Nous reposions au milieu des fourrures du lit à baldaquin, éclairés par le petit chandelier posé sur une table de chevet.

— Bien sûr..., ronronnai-je, blottie contre lui.

— Ne crains-tu pas de tomber enceinte ? Une relation hors mariage peut se dissimuler, mais une grossesse, en revanche...

Je me tendis soudainement. Je laissai passer plusieurs secondes, hésitant à lui révéler mon secret. Il le faudrait bien, pourtant, si je voulais continuer à le fréquenter... Aubin attendait anxieusement, espérant ne pas avoir été maladroit ou indiscret.

— Eh bien, en réalité j'ai pris mes dispositions pour que cela n'arrive pas, annonçai-je gravement en me relevant pour m'asseoir sur les fourrures du lit. Tu as raison de me le demander, j'aurais dû t'en parler plus tôt.

— Que veux-tu dire ? demanda le jeune homme, intrigué, en s'asseyant de même.

— Il y a quelques années – en fait au moment où a débuté ma relation avec Loeiz –, Claudine m'a donné la composition d'une poudre à base de plantes qui permet d'empêcher les grossesses.

— Et ça fonctionne ? fit-il, surpris.

— Jusqu'à présent, oui...

Aubin me regarda d'un air songeur. Ses prunelles brunes me fixaient comme s'il me découvrait sous un autre jour.

— Je suis soulagé, je l'avoue..., dit-il doucement. Je me demandais pourquoi toi et Loeiz n'aviez jamais eu d'enfant, en deux années de... Enfin bref, je pensais que l'un d'entre vous ne le pouvait pas.

Je lui adressai un triste sourire.

— Je pourrai en avoir – du moins je le suppose –, mais seulement quand je l'aurai décidé, assurai-je.

Aubin hocha la tête et se rallongea, une certaine tristesse dans le regard. Aurait-il aimé me voir enceinte ? Mais pourquoi, s'il ne comptait pas m'épouser ?

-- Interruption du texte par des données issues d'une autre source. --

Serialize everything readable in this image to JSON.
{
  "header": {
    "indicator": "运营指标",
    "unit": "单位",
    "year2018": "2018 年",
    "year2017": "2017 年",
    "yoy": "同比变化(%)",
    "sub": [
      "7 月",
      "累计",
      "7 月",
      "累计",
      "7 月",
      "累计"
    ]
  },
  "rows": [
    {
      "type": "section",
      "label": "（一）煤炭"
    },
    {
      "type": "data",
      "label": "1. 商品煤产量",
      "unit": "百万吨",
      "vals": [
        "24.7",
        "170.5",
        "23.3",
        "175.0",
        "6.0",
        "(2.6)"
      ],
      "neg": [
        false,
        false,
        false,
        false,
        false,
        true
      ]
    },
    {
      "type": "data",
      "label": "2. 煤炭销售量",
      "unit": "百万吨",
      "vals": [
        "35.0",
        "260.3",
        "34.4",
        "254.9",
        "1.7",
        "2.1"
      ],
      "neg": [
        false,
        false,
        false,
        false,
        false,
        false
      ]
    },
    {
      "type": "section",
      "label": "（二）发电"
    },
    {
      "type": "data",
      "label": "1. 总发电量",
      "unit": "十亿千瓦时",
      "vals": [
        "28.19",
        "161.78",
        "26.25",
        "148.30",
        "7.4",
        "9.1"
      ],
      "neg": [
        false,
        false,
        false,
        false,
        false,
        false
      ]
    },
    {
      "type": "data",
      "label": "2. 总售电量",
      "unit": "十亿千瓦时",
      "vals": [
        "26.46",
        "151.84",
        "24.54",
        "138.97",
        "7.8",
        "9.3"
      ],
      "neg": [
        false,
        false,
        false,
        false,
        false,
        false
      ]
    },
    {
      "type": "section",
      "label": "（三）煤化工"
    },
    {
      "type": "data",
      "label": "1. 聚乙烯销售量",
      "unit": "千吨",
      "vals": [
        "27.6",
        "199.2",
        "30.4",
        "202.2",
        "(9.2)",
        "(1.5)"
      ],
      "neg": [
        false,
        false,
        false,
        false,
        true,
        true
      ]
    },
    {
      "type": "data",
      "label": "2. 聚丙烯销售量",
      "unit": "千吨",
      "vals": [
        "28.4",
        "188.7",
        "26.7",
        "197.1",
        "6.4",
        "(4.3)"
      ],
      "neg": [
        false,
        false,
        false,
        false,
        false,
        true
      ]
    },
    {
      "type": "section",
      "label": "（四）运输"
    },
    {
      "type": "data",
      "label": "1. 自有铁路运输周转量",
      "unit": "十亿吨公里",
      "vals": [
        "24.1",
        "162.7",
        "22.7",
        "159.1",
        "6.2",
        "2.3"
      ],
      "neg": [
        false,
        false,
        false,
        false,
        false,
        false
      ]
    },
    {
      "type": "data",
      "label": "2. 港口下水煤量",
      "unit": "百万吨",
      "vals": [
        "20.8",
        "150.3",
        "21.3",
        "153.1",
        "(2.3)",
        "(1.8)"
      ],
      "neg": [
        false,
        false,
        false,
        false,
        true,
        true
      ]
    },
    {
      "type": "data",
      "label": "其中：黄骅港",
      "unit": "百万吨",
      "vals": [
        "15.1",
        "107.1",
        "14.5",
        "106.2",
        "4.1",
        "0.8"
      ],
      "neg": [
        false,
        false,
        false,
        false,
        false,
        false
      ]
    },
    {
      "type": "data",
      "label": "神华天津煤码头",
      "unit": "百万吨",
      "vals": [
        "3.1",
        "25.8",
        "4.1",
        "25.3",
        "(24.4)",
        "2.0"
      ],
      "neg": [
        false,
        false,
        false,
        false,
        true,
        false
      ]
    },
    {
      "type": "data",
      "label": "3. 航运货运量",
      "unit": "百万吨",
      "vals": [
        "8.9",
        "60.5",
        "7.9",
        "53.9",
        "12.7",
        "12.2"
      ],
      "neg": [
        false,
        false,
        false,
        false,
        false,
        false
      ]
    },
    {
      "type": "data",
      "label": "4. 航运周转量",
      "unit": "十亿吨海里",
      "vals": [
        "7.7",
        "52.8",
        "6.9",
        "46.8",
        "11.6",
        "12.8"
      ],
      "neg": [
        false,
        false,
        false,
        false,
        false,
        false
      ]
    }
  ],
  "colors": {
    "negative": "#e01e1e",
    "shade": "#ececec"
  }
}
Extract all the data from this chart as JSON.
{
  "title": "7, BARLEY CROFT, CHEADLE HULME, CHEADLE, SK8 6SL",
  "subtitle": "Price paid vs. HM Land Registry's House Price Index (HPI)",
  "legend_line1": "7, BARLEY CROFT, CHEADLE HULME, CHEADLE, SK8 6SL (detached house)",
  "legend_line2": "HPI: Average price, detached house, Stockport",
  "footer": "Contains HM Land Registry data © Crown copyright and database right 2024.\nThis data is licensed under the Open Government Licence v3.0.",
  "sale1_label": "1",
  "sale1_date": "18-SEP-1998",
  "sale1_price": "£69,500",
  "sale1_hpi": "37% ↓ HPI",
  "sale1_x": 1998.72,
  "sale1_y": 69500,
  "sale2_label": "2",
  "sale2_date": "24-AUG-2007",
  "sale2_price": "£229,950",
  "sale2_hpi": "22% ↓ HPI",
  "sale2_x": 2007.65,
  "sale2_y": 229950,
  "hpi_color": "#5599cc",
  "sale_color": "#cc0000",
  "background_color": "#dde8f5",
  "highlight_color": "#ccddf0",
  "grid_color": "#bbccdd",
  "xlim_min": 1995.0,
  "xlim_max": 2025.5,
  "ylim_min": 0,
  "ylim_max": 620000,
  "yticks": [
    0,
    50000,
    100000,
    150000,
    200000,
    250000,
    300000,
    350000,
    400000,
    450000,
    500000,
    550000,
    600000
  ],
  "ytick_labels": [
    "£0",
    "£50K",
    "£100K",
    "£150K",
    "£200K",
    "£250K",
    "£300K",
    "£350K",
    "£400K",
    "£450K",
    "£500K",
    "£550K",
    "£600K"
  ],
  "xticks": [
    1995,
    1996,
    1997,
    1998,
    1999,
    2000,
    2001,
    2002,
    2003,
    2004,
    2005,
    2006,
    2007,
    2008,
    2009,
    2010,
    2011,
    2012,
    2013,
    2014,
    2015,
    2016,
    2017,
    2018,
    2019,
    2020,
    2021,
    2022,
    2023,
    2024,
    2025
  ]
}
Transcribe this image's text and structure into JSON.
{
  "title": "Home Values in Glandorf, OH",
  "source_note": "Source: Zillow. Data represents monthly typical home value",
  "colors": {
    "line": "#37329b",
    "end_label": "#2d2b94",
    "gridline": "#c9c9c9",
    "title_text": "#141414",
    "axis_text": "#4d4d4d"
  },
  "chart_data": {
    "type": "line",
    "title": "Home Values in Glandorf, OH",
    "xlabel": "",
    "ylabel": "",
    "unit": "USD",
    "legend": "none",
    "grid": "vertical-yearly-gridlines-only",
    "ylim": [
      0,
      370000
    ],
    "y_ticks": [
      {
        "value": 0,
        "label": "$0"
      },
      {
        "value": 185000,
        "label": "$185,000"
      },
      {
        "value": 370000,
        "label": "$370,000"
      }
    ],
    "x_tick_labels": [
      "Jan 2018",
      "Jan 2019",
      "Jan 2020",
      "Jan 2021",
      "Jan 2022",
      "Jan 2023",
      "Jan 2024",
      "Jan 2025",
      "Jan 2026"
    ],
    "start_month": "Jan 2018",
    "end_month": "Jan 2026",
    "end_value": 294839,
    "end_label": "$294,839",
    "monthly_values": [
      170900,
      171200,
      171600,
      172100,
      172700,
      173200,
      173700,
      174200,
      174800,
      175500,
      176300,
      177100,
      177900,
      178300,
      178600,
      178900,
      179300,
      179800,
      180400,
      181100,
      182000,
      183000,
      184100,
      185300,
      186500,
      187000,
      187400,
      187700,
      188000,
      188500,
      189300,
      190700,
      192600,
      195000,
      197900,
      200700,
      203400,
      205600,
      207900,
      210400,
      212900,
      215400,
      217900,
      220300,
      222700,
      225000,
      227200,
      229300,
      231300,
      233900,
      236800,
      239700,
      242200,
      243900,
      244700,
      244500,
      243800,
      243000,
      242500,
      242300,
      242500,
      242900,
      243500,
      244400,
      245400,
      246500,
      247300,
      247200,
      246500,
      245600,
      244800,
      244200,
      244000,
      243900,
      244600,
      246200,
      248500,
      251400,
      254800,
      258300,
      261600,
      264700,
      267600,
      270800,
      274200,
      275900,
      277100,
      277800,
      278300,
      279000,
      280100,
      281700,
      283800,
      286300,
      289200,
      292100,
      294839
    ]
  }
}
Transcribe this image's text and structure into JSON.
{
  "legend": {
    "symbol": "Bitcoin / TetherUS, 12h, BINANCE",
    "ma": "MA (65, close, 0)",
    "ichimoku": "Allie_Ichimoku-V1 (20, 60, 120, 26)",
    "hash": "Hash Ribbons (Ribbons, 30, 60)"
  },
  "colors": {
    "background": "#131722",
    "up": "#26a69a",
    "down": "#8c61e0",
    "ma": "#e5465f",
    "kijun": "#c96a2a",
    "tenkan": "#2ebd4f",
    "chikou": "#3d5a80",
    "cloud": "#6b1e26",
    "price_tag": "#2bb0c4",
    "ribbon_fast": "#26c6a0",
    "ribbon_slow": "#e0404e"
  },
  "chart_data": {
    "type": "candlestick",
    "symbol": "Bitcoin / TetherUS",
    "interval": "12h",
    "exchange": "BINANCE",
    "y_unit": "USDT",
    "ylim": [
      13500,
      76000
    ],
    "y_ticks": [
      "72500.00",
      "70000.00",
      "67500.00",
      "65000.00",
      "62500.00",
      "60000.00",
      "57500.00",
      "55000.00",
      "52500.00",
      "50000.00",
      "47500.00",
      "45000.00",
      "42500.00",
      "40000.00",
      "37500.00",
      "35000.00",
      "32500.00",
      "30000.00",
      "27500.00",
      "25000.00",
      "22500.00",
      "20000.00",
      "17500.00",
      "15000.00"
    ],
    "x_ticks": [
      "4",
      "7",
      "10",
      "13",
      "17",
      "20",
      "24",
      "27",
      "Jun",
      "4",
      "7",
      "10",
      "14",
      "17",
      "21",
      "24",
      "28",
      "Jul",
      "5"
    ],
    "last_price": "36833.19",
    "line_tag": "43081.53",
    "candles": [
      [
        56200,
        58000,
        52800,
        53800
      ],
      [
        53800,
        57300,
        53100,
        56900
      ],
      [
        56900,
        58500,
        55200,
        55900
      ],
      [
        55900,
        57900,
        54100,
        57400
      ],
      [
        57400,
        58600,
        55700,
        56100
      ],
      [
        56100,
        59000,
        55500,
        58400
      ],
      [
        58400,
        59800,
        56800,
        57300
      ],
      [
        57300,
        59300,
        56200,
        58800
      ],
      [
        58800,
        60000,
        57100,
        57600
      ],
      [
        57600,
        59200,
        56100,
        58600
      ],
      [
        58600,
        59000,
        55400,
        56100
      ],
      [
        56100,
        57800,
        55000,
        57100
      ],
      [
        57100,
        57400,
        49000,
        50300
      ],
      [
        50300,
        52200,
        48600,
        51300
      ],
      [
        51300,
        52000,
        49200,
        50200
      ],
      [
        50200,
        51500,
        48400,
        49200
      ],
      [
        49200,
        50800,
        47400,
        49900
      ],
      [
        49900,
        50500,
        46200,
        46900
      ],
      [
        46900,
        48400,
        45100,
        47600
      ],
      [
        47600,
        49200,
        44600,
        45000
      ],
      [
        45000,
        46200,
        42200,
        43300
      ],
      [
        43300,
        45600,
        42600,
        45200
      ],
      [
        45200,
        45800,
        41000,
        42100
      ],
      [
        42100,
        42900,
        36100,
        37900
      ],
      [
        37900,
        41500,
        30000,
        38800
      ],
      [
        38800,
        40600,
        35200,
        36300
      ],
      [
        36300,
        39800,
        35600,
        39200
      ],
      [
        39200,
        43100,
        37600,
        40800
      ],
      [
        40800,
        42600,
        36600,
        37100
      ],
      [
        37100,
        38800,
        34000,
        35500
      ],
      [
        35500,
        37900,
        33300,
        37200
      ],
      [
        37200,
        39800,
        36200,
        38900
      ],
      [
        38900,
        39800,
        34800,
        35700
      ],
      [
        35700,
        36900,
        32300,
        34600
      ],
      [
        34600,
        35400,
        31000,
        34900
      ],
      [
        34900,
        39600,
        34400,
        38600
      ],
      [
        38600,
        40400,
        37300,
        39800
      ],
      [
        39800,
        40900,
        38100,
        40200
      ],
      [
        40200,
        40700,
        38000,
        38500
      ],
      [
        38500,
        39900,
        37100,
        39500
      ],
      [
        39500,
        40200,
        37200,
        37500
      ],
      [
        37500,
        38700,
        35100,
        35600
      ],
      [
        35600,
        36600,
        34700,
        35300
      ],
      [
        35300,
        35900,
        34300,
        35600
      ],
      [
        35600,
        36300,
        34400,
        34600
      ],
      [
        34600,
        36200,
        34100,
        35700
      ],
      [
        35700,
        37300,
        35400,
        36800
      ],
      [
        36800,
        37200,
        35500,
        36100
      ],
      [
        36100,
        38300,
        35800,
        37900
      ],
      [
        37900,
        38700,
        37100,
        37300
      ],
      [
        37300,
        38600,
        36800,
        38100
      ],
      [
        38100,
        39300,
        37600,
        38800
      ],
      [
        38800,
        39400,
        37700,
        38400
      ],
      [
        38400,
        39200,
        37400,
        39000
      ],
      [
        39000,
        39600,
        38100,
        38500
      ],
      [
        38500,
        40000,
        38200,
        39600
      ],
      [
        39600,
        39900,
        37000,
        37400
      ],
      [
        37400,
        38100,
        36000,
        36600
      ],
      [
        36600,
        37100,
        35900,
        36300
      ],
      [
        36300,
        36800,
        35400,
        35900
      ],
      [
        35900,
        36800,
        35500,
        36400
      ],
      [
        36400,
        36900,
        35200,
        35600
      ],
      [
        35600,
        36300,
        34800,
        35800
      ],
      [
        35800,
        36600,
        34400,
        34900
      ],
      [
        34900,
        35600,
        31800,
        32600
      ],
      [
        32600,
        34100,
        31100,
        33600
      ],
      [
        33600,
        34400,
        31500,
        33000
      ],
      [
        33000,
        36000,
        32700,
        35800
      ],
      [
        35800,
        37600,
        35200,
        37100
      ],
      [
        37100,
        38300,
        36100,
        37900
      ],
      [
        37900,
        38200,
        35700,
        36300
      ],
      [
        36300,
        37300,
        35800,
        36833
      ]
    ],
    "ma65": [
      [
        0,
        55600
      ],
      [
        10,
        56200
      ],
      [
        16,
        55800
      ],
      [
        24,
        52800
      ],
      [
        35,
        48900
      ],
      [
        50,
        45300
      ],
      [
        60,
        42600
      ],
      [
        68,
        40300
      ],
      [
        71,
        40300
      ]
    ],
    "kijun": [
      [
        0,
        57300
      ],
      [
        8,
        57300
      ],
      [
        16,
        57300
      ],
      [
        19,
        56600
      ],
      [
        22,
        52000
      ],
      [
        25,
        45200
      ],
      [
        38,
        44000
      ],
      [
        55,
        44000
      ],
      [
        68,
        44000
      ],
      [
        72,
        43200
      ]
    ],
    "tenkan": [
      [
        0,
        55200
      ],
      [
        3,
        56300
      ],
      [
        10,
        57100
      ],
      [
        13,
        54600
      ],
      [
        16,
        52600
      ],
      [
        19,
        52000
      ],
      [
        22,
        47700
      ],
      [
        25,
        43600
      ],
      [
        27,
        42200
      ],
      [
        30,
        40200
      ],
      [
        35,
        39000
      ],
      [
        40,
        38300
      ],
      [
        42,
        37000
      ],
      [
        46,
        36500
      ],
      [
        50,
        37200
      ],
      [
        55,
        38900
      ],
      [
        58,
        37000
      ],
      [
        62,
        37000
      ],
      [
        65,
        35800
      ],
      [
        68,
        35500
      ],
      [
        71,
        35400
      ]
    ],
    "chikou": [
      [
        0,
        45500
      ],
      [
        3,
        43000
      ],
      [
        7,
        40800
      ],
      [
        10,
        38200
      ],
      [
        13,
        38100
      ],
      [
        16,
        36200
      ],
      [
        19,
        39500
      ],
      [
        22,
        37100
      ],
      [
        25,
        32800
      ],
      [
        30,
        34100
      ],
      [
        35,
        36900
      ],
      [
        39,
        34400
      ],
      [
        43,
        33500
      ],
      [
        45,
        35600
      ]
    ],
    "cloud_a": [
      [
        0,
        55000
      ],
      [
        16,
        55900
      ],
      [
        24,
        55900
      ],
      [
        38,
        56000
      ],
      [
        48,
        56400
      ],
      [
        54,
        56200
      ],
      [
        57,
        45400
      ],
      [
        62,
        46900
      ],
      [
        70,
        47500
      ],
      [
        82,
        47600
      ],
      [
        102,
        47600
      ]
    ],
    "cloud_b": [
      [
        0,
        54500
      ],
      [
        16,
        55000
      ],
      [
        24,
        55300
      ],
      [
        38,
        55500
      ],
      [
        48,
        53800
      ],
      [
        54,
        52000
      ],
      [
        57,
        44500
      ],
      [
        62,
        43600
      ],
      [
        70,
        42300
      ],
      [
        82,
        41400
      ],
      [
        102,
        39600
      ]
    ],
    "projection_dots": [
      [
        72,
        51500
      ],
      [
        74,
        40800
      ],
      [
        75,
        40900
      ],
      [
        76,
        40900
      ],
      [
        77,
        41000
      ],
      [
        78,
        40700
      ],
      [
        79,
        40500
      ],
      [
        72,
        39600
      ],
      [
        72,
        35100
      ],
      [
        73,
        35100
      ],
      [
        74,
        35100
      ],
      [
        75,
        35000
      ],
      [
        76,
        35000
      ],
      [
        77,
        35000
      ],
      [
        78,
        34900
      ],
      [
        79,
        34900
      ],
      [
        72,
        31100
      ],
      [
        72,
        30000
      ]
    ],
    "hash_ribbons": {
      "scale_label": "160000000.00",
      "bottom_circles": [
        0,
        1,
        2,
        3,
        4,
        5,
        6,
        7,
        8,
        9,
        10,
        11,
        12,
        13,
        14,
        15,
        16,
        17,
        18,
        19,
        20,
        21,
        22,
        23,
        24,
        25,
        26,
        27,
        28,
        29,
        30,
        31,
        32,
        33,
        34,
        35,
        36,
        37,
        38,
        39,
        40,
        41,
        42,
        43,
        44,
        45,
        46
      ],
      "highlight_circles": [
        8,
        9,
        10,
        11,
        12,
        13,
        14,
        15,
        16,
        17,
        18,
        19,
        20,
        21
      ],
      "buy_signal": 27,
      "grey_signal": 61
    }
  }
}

Le jeune homme restait silencieux, étendu sur le dos, plongé dans ses pensées. Je ne pouvais pas m'endormir en laissant l'incertitude me ronger.

— Aubin, à quoi penses-tu ? l'implorai-je. Quelque chose te préoccupe, je t'en prie, dis-moi ce que c'est...

Il soupira, ferma brièvement les yeux, avant de se relever soudainement pour s'asseoir de nouveau.

— Très bien ! lança-t-il avec résolution. Je ne peux pas m'endormir sans savoir. Yanna, je t'aime plus que tout. Tu m'attirais déjà lors des premiers temps de notre rencontre, mais depuis nos retrouvailles il y a quelques semaines, j'ai compris que je ne pourrai plus me passer de toi. Je sais que je ne suis qu'un simple paysan, et toi la fille de la duchesse de Bretagne, mais... veux-tu m'épouser ?

Je le regardai en ouvrant de grands yeux, touchée en plein cœur. Ma gorge se noua, l'humidité monta à mes yeux... Aubin détourna le regard, ne supportant pas la cruelle attente.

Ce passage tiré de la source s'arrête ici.